Before I embarked on this, I did my best to use the tools that were purportedly already available to me. However, the public and private data sets were oftentimes difficult to access and the discrete data was generally very sparse.

Who did I approach? I approached those patients in my clinic that had the disease I was interested in studying. I spoke with them briefly about the nature of the trial and the risks (minimal) and >95% of them signed. I give them a copy of their consent and then manually input the information from their EMR into my database.

How did I do this? The computer science department allowed me a linux account with apache privileges. While the majority of physicians may not be used to using these tools, they are not hard to learn and I suspect a sizable number of younger physicians may already be comfortable with these. In short, I created a log-in page given password access only to those on the protocol. This was connected to a simple mysql backend, linux, apache and mysql are all open source software without fees to use, (but I strongly recommend you support their projects with a tax-deductible donation). I have attached the code for each below and am happy to walk any of you through this process.

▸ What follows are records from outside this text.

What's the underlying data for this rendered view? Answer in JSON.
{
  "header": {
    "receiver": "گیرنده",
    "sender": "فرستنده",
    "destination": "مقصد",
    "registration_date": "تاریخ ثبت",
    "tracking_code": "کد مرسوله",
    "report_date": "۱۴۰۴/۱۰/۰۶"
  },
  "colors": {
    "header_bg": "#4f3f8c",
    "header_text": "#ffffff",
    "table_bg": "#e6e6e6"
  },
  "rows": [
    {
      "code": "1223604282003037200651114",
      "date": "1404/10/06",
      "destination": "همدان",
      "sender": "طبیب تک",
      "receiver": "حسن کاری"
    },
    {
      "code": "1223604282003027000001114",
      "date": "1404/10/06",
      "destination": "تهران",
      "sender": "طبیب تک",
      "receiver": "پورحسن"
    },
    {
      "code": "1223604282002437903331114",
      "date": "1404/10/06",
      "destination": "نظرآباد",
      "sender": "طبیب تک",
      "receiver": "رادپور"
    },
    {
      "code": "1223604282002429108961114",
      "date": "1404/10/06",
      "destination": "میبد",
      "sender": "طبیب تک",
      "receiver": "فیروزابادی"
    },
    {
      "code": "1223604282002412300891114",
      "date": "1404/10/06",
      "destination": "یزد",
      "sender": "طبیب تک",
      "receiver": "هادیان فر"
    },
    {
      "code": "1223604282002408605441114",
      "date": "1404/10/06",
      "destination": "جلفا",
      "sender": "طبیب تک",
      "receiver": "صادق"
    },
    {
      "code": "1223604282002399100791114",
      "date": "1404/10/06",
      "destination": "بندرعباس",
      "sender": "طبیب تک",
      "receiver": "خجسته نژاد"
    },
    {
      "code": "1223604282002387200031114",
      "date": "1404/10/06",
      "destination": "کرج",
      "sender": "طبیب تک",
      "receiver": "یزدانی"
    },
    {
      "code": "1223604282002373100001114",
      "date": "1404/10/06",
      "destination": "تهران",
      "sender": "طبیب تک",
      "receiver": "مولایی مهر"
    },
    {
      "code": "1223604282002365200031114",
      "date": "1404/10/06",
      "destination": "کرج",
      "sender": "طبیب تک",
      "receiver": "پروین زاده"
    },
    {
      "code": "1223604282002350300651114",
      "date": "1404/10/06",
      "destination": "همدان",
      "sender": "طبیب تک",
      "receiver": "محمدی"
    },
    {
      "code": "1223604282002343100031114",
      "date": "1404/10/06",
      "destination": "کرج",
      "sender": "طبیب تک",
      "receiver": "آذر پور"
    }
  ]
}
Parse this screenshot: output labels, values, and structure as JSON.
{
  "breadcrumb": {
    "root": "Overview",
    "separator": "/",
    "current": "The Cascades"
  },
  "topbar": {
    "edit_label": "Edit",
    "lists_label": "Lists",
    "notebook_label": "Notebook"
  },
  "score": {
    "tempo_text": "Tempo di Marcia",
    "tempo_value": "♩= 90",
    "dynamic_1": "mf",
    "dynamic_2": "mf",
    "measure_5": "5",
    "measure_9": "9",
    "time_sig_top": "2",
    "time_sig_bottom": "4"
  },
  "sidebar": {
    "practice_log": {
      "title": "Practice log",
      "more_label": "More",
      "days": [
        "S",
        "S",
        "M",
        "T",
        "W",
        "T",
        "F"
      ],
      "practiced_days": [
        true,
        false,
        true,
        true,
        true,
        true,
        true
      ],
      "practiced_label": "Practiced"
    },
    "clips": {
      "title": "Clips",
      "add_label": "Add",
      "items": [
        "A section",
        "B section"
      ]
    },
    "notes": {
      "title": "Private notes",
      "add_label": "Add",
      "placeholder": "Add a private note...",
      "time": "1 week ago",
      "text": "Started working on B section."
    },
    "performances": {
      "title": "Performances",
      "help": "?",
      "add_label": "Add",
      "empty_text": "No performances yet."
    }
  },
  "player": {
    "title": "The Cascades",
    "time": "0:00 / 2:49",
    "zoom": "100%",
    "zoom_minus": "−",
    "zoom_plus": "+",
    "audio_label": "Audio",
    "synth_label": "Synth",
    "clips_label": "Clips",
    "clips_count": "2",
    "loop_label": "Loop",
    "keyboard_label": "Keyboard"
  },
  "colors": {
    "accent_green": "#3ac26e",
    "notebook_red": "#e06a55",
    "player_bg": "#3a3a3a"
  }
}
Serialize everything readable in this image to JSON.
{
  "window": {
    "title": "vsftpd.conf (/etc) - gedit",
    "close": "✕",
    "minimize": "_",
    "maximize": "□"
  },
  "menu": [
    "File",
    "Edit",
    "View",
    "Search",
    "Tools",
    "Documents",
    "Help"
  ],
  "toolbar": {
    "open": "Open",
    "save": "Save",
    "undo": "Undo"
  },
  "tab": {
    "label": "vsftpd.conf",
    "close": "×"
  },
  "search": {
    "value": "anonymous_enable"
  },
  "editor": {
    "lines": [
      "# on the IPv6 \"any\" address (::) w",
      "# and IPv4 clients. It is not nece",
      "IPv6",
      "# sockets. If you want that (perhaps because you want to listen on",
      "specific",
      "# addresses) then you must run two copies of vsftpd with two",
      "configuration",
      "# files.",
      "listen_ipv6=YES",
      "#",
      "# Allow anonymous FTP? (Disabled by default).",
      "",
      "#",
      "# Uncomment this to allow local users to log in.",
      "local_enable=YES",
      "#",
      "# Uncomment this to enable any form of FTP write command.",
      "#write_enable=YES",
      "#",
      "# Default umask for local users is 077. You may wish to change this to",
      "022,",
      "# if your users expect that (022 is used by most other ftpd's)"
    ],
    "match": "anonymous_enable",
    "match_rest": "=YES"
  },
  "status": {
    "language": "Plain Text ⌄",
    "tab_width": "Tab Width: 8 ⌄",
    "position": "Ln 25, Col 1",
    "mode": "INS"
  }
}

I currently have 42 patients with DLBCL in our young database, but each patients has discrete data about whether they harbor a MYD88, NOTCH1, EZH2, CD79b mutation, which cell of origin they have, and whether they are CD20 negative, or CD5 positive (subsets with traditionally worse outcomes) among other things (LDH at presentation, stage, Ki-67, etc). As we learn more about the molecular underpinning of different cancers, having a list of names is invaluable to go back and query retrospectively. Inputting patients prospectively and then querying (with IRB approval each time) retrospectively is time-intensive in the beginning, but will likely pay rich dividends as the number in the database increases.

I humbly recommend you spend a little of your protected time in the early years of your academic career starting a database in your disease of interest so you may enrol and follow these patients and potentially learn from their experience in a way that may not be obvious in clinic. The promise of “data-mining” the large databases has not worked the way it was promised to me (perhaps others have had more success if they released their need for more granular data) without current tools and limitations [1].